According to his wife, Manori, both of his hands became swollen due to an infection and turned red. Sallay, who has dismissed the allegations against him as fabricated, also developed a fever.

The surgery, though minor otherwise, “itself made Suresh very weak”, she said. “He felt slightly better today.”

However, Sallay still finds it difficult to sit up and talk even when family members visit him at the government-run National Hospital, where he was taken on June 7, two days after starting a hunger strike in protest against what he and his family said was torture in detention.

The government has repeatedly insisted that he was not tortured. But it has not explained how and why his health deteriorated sharply after just two nights of fasting.

“Suresh struggles to breathe,” his wife said. “He just cannot talk at length, even if he wants to. It is all very painful for all of us.”

A Sri Lankan Muslim alleged while seeking asylum in Switzerland in late 2019 that Sallay, a career intelligence officer, plotted with Islamists to bomb churches and hotels on Easter day in 2019, killing over 600 people and injuring hundreds.

The dead included foreigners. The massacre was claimed by the Islamic State and executed by its Sri Lankan affiliate.

The allegation is that Sallay wanted to create a fear psychosis so that former Defence Secretary Gotabaya Rajapaksa, with whom he was close, could win the next presidential battle.
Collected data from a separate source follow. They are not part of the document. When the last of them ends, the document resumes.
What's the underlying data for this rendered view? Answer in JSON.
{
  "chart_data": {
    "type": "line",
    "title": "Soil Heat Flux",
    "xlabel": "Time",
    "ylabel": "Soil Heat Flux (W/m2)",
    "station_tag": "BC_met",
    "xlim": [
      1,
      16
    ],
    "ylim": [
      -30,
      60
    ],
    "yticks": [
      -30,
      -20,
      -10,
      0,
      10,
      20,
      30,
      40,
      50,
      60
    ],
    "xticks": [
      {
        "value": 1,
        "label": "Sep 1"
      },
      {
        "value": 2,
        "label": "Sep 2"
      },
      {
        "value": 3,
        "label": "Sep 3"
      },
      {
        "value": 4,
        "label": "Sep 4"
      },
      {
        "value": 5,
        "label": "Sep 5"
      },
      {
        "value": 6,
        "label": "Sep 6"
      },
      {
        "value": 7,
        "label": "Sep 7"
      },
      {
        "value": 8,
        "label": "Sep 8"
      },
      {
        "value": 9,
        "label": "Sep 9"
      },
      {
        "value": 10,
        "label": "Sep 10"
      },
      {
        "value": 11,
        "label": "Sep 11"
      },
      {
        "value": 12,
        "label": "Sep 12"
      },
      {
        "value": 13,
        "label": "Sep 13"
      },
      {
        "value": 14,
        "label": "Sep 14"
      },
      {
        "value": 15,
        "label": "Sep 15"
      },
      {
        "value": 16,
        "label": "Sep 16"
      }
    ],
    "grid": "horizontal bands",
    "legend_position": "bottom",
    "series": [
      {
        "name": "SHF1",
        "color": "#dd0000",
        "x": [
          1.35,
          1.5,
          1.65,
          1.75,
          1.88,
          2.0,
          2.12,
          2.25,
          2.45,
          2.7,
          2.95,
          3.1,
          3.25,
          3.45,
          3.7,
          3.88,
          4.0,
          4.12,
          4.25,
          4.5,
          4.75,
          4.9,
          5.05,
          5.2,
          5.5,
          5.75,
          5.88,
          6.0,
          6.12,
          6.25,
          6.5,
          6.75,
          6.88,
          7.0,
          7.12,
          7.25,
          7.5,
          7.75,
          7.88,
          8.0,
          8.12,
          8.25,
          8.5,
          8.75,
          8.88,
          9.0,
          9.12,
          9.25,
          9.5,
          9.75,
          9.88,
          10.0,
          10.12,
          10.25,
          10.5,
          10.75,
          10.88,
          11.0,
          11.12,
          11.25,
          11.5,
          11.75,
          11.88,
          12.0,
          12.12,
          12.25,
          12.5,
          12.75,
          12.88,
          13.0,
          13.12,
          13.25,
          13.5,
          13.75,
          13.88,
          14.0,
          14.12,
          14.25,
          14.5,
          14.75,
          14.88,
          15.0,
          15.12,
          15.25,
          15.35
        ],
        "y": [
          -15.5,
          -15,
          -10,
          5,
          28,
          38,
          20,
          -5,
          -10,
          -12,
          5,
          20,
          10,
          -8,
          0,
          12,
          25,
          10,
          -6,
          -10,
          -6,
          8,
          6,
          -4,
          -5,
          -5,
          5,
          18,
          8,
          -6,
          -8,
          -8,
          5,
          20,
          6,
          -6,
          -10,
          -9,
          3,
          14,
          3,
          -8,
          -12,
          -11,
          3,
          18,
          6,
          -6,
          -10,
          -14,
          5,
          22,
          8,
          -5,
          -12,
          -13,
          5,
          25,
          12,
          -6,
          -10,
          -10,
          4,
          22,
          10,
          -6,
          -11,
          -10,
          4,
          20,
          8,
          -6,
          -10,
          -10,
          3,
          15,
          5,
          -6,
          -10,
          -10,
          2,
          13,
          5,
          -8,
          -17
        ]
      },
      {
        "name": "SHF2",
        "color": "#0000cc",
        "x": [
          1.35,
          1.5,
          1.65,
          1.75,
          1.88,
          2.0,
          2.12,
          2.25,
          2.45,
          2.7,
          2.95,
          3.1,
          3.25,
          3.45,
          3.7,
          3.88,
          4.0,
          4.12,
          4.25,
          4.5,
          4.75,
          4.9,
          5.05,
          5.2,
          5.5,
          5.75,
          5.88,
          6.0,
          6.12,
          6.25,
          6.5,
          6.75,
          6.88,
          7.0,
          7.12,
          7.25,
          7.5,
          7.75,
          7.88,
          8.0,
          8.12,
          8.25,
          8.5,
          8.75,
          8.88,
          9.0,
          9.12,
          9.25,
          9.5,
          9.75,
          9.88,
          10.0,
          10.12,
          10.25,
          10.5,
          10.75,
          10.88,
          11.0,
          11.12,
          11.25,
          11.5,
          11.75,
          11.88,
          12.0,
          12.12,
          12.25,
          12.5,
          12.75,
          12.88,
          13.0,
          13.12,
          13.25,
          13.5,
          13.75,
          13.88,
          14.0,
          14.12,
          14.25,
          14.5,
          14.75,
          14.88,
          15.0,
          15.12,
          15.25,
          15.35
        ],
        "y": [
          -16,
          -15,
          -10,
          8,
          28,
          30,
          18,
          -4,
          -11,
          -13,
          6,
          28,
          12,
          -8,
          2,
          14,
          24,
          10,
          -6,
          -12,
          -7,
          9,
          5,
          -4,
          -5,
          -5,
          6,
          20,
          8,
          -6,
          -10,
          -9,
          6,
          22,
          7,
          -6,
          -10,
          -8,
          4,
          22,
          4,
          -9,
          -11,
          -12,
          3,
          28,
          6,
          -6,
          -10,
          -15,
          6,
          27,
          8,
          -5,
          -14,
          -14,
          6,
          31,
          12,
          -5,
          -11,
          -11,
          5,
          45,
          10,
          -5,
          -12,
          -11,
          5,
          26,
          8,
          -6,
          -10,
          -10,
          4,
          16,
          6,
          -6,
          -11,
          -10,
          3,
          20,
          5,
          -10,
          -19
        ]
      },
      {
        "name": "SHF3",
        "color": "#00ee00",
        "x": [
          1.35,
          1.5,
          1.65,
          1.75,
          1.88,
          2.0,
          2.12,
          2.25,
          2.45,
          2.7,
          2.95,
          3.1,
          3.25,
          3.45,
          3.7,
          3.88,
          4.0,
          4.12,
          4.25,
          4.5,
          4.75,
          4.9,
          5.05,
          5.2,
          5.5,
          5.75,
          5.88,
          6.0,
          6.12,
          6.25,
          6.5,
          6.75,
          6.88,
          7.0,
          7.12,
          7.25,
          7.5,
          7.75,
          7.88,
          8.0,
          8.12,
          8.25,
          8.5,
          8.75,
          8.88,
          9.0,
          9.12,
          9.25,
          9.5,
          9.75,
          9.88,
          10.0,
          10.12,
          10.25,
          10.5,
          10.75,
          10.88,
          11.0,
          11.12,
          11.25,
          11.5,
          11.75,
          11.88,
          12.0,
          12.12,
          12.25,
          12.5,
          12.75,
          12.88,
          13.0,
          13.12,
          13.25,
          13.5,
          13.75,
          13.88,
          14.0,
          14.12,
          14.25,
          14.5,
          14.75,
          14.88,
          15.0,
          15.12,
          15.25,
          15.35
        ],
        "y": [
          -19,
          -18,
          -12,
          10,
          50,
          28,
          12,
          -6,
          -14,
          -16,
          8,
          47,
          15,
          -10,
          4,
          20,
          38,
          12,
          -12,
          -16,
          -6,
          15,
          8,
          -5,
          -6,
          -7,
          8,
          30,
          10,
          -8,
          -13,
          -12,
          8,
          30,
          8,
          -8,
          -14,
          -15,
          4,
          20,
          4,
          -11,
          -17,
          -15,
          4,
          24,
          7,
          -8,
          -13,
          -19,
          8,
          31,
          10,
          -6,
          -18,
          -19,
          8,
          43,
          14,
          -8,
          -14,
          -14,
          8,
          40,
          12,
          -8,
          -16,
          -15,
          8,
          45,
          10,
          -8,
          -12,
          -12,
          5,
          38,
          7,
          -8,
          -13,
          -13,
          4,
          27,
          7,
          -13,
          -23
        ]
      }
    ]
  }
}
Gotabaya Rajapaksa did become president following the election held months later. He promptly appointed Sallay as head of the State Intelligence Service (SIS), Sri Lanka’s main intelligence agency

Those close to Sallay say the aim of the Janatha Vimukthi Peramuna (JVP) government is to ultimately arrest Gotabaya Rajapaksa, whose presidency ended abruptly in 2022 in the wake of the country’s economic collapse.

While the authorities have now allowed Manori as well as their son and daughter to visit Sallay daily for 15 minutes, the Criminal Investigation Department (CID) has denied similar permission to his lawyer.

A June 13 communication from CID Director Shani Abeysekara said Sallay required “continuous mental rest” and so should not be disturbed by other visitors, including his legal representatives.

The CID statement, however, appeared to contradict Additional Solicitor General Dileepa Peeris, who had told the court that the former spymaster was putting on an “Oscar-worthy performance” by feigning mental trauma.

Asked about the CID communication, Manori said: “Well, that does prove that they have mentally tortured Suresh and that he needs rest.”

On June 14, Manori questioned the justification offered to deny legal access to her husband in hospital.

She said in a communication to the CID Director that her husband went on hunger strike due to “a direct consequence of the physical, psychological, and emotional suffering he has endured whilst under the custody and control of officers attached to the Crime Investigation Department.

“Consequently, the responsibility for ensuring his safety, dignity, and well-being rests squarely upon your office,” she wrote.

Late last week, the Sallays’ daughter finally saw her father in the hospital’s isolation row for the first time after 105 days. Manori said the daughter had been traumatised by his condition, constantly worrying that he would die.

Since his admission in hospital, Sallay, detained under the notorious Prevention of Terrorism Act (PTA), has continued his hunger strike but has been put on saline.

Government ministers claim they have enough evidence to back the charges against Sallay. This claim has been debunked by not just the former SIS chief but also some of his colleagues.

A section of Sinhalese Buddhist politicians has come out openly in Sallay’s support, saying the government had relied on spurious charges to cause agony to a man who led a covert war against the once powerful Tamil Tigers.